客戶端主動發送:"PORT xxx,xxx,xxx,xxx,ppp,ppp"。等待服務器端發起數據鏈接。
服務器回覆:「200」表示贊成,到此數據通道能夠創建了。服務器
被動模式:服務端採用客戶端建議使用被動模式,開啓數據傳輸端口的監聽,被動等待客戶端的鏈接而後向客戶端發送數據。session
客戶端主動發送:"PASV"。通知服務器端使用被動模式。 服務器回覆:「227 xxx,xxx,xxx,xxx,ppp,ppp」。 表示贊成,同時將本端監聽的端口和IP發送給客戶端。
一言以蔽之,服務端主動鏈接客戶端就是主動模式,服務端被動等待客戶端鏈接(客戶端主動鏈接服務端)就是被動模式。

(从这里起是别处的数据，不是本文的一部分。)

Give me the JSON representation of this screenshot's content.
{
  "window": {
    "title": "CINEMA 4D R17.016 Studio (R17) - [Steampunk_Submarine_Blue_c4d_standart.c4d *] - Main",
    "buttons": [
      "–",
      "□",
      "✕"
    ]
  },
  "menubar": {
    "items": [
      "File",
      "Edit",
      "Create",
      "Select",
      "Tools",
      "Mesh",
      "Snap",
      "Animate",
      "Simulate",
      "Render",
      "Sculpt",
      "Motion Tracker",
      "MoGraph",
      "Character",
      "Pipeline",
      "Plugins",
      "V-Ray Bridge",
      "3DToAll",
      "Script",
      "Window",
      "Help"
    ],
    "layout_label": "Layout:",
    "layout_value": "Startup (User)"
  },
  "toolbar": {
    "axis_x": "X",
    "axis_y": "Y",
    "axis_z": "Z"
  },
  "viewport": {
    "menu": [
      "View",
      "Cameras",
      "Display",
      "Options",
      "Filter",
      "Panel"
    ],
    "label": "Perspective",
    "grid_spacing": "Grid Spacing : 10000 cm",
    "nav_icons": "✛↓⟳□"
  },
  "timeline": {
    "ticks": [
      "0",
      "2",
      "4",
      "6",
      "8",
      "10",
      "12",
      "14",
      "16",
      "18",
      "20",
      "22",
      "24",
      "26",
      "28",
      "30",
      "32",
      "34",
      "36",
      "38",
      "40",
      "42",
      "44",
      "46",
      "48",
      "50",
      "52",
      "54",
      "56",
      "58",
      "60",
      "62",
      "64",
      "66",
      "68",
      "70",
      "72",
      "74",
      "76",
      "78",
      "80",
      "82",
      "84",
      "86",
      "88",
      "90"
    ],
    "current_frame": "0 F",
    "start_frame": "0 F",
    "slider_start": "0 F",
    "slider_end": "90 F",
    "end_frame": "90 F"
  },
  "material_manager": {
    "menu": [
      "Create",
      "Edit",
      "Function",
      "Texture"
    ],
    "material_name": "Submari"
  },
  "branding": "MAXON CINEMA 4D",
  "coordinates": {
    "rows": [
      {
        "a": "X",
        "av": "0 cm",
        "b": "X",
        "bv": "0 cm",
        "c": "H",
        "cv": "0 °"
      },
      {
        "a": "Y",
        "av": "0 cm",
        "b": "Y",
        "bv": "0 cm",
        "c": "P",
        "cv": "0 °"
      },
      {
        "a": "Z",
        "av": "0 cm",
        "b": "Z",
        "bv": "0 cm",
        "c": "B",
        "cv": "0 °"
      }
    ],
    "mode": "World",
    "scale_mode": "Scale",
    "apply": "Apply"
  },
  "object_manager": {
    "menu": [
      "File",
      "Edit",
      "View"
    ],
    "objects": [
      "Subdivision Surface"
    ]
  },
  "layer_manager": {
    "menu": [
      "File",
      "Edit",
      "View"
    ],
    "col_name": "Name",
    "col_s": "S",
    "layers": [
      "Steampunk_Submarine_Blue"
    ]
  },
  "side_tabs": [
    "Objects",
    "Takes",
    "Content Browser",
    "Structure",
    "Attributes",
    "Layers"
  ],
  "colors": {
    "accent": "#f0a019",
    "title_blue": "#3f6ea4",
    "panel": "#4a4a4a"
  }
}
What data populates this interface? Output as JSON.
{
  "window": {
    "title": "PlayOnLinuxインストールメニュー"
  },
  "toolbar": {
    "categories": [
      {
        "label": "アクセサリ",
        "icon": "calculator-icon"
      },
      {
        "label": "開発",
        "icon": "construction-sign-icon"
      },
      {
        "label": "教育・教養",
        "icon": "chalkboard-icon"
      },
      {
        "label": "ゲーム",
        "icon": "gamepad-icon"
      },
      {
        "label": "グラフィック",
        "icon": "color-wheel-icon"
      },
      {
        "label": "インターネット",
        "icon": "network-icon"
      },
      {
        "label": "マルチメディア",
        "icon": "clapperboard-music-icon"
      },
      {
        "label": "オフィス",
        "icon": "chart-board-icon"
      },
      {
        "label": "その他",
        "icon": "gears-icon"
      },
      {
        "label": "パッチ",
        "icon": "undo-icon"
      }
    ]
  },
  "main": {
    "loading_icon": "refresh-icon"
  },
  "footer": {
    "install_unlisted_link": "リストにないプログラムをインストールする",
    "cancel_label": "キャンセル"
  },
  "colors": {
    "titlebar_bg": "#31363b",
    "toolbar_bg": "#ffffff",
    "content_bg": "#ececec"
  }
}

ftp有主動模式被動模式而ssh等其餘協議沒有這種說法的根源是:ftp要使用別的端口來傳輸數據。app
從上面的概念能夠知道,主動模式客戶端會經過」PORT「命令將本地監聽的端口和IP發送給服務器。因此在out2in方向能夠獲取數據通道的信息。目前只有nat模式須要支持ftp的alg處理。在dnat函數中會解析ftp的內容,找到PORT命令信息,添加數據通道的鏈接跟蹤。ssh
假設咱們從內容中獲取的ip爲dataip,端口爲dataport。控制通道的鏈接跟蹤爲cn,則添加的鏈接跟蹤7元祖爲:tcp
caddr:dataip
cport:dataport
vaddr:cn->vaddr
vport:cn->vport-1(即20)
daddr:cn->daddr
dport:cn->dport-1 (即20)ide
建立該鏈接跟蹤後,會將其狀態設置爲IP_VS_TCP_S_LISTEN,同時設置其超時定時器的時間爲對應的時間。主動模式下不須要進行seq的修正,由於報文不會進行ip地址的變化。函數
從上面的概念能夠知道,被動模式服務器端會將本地監聽的端口和IP發送給客戶端。因此在in2out方向能夠獲取數據通道的信息。目前只有nat模式須要支持ftp的alg處理。由於是在in2out方向,因此在snat的反向動做dnat中會進行數據通道的鏈接跟蹤處理。ui
假設咱們從內容中獲取的ip爲dataip,端口爲dataport。控制通道的鏈接跟蹤爲cn,則添加的鏈接跟蹤7元祖爲:this
caddr:cn->addr
cport:0
vaddr:cn->vaddr
vport:dataport
daddr:dataip
dport:dataportatom
從上面的鏈接跟蹤信息能夠知道,LVS但願客戶端發送的數據通道的目的IP也是VIP,這與實服務器指定的dataip是不同的。因此須要修改ftp報文中的端口IP信息,讓客戶端發起數據通道鏈接時能命中上面的鏈接跟蹤內容。同時還不知道客戶端會以哪一個端口來鏈接服務器的數據通道,因此鏈接跟蹤中的cport設置爲0,而且設置了標誌IP_VS_CONN_F_NO_CPORT。表示這個鏈接跟蹤須要在肯定的時候設置該cport(這個時候就是客戶端發送鏈接數據通道的syn包的時候,命中了該鏈接跟蹤)。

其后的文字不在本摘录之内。